"Сара Дюнан. Жизнь венецианского карлика" - читать интересную книгу автора

- Тебя просто коротко остригли.
- Нет! Я лысая. - Она нагнула голову поближе ко мне и провела пальцами
по черепу. - Посмотри, пощупай! Вот тут. И тут. И тут. Нет у меня больше
волос, они никогда не отрастут. У меня кожа на голове - как распаханная
земля после засухи. Пощупай! Погляди! Я лысая. О Боже праведный... Это все
те жирные гусыни немки! Лучше бы я задрала тогда юбки прямо в прихожей,
чтобы на меня набросились их мужчины. Легче было бы вынести надругательства
двух дюжин протестантов, чем такое!
- Ты думаешь? А если бы они, пресытившись развратом, обратили свою
похоть в твой грех - и перебили бы нас всех во искупление собственной вины?
- Что ж! Тогда бы мы умерли быстро. А теперь нас ждет медленная
голодная смерть от моего уродства. Погляди на меня. Какова теперь цена всем
моим постельным уменьям? Черт возьми, я ведь лысая, Бучино! И мы пропали.
- Нет, - возразил я с такой же горячностью. - Я не пропал, а ты - не
знаю. Просто ты полумертвая от голода, ты заразилась меланхолией и ломаешь
мелодраму.
- Вот оно что? С каких это пор ты стал оскорблять меня?
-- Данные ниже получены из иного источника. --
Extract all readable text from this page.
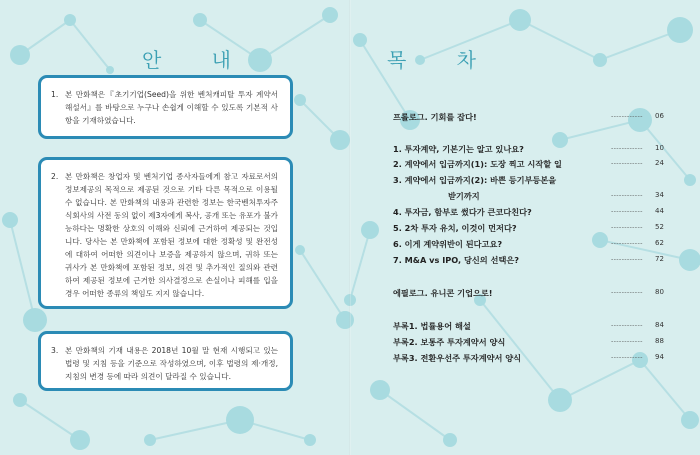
안 내
1. 본 만화책은『초기기업(Seed)을 위한 벤처캐피탈 투자 계약서 해설서』를 바탕으로 누구나 손쉽게 이해할 수 있도록 기본적 사항을 기재하였습니다.
2. 본 만화책은 창업자 및 벤처기업 종사자들에게 참고 자료로서의 정보제공의 목적으로 제공된 것으로 기타 다른 목적으로 이용될 수 없습니다. 본 만화책의 내용과 관련한 정보는 한국벤처투자주식회사의 사전 동의 없이 제3자에게 복사, 공개 또는 유포가 불가능하다는 명확한 상호의 이해와 신뢰에 근거하여 제공되는 것입니다. 당사는 본 만화책에 포함된 정보에 대한 정확성 및 완전성에 대하여 어떠한 의견이나 보증을 제공하지 않으며, 귀하 또는 귀사가 본 만화책에 포함된 정보, 의견 및 추가적인 질의와 관련하여 제공된 정보에 근거한 의사결정으로 손실이나 피해를 입을 경우 어떠한 종류의 책임도 지지 않습니다.
3. 본 만화책의 기재 내용은 2018년 10월 말 현재 시행되고 있는 법령 및 지침 등을 기준으로 작성하였으며, 이후 법령의 제·개정, 지침의 변경 등에 따라 의견이 달라질 수 있습니다.
목 차
프롤로그. 기회를 잡다!	------------ 06
1. 투자계약, 기본기는 알고 있나요?	------------ 10
2. 계약에서 입금까지(1): 도장 찍고 시작할 일	------------ 24
3. 계약에서 입금까지(2): 바쁜 등기부등본을
받기까지	------------ 34
4. 투자금, 함부로 썼다가 큰코다친다?	------------ 44
5. 2차 투자 유치, 이것이 먼저다?	------------ 52
6. 이게 계약위반이 된다고요?	------------ 62
7. M&A vs IPO, 당신의 선택은?	------------ 72
에필로그. 유니콘 기업으로!	------------ 80
부록1. 법률용어 해설	------------ 84
부록2. 보통주 투자계약서 양식	------------ 88
부록3. 전환우선주 투자계약서 양식	------------ 94
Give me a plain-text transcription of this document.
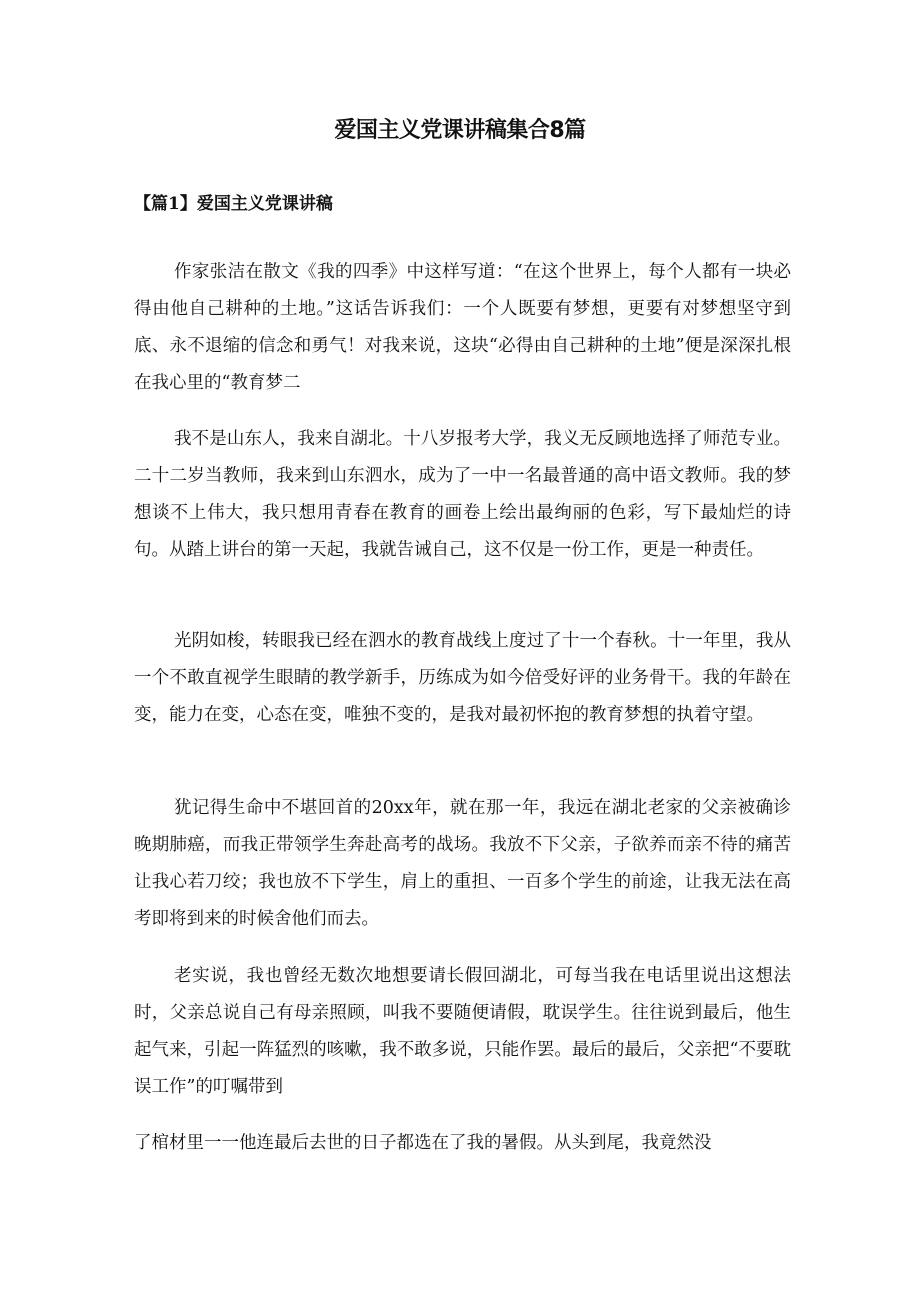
爱国主义党课讲稿集合8篇
【篇1】爱国主义党课讲稿

作家张洁在散文《我的四季》中这样写道：“在这个世界上，每个人都有一块必得由他自己耕种的土地。”这话告诉我们：一个人既要有梦想，更要有对梦想坚守到底、永不退缩的信念和勇气！对我来说，这块“必得由自己耕种的土地”便是深深扎根在我心里的“教育梦二

我不是山东人，我来自湖北。十八岁报考大学，我义无反顾地选择了师范专业。二十二岁当教师，我来到山东泗水，成为了一中一名最普通的高中语文教师。我的梦想谈不上伟大，我只想用青春在教育的画卷上绘出最绚丽的色彩，写下最灿烂的诗句。从踏上讲台的第一天起，我就告诫自己，这不仅是一份工作，更是一种责任。

光阴如梭，转眼我已经在泗水的教育战线上度过了十一个春秋。十一年里，我从一个不敢直视学生眼睛的教学新手，历练成为如今倍受好评的业务骨干。我的年龄在变，能力在变，心态在变，唯独不变的，是我对最初怀抱的教育梦想的执着守望。

犹记得生命中不堪回首的20xx年，就在那一年，我远在湖北老家的父亲被确诊晚期肺癌，而我正带领学生奔赴高考的战场。我放不下父亲，子欲养而亲不待的痛苦让我心若刀绞；我也放不下学生，肩上的重担、一百多个学生的前途，让我无法在高考即将到来的时候舍他们而去。

老实说，我也曾经无数次地想要请长假回湖北，可每当我在电话里说出这想法时，父亲总说自己有母亲照顾，叫我不要随便请假，耽误学生。往往说到最后，他生起气来，引起一阵猛烈的咳嗽，我不敢多说，只能作罢。最后的最后，父亲把“不要耽误工作”的叮嘱带到

了棺材里一一他连最后去世的日子都选在了我的暑假。从头到尾，我竟然没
- С тех самых пор, как ты сама начала себя оскорблять. Мы же теперь
товарищи - помнишь? Это ведь ты обещала, что если только я соглашусь сюда
дотащиться, то вместе мы добьемся своего. Почему же теперь ты бросаешься в
колодец, имя которому - жалость к себе? Не этому учила тебя мать. Сейчас мы
могли бы кормить червей, как половина жителей Рима. Если мы найдем нужные
мази для твоих ран, если ты снова разожжешь свой аппетит, то, прежде чем
наступит следующее лето, мы уже будем есть с серебряных тарелок. Но если,
брея тебе голову, эти гарпии зарезали в тебе дух, лучше признайся сразу.
Потому что не затем я притащился в этот зловонный город, где сточные канавы
похожи на вскрытые вены, где я чувствую себя едва ли крупнее крысы, чтобы
теперь ты предавала нас обоих.
Я слез с кровати. Некоторые уверяют, что очень смешно наблюдать, как
сердятся коротышки, и что когда карлики топают ногами, короли и вельможи
только смеются. Но сейчас моя госпожа не смеялась.
- Я вернусь, когда у тебя в желудке будет не только желчь.
Я двинулся к двери и некоторое время там простоял. Потом, обернувшись,
я увидел, что она по-прежнему сидит, глядя в тарелку, сжав челюсти, а по
щекам у нее - хотя позднее она сама в этом не сознавалась - текли слезы.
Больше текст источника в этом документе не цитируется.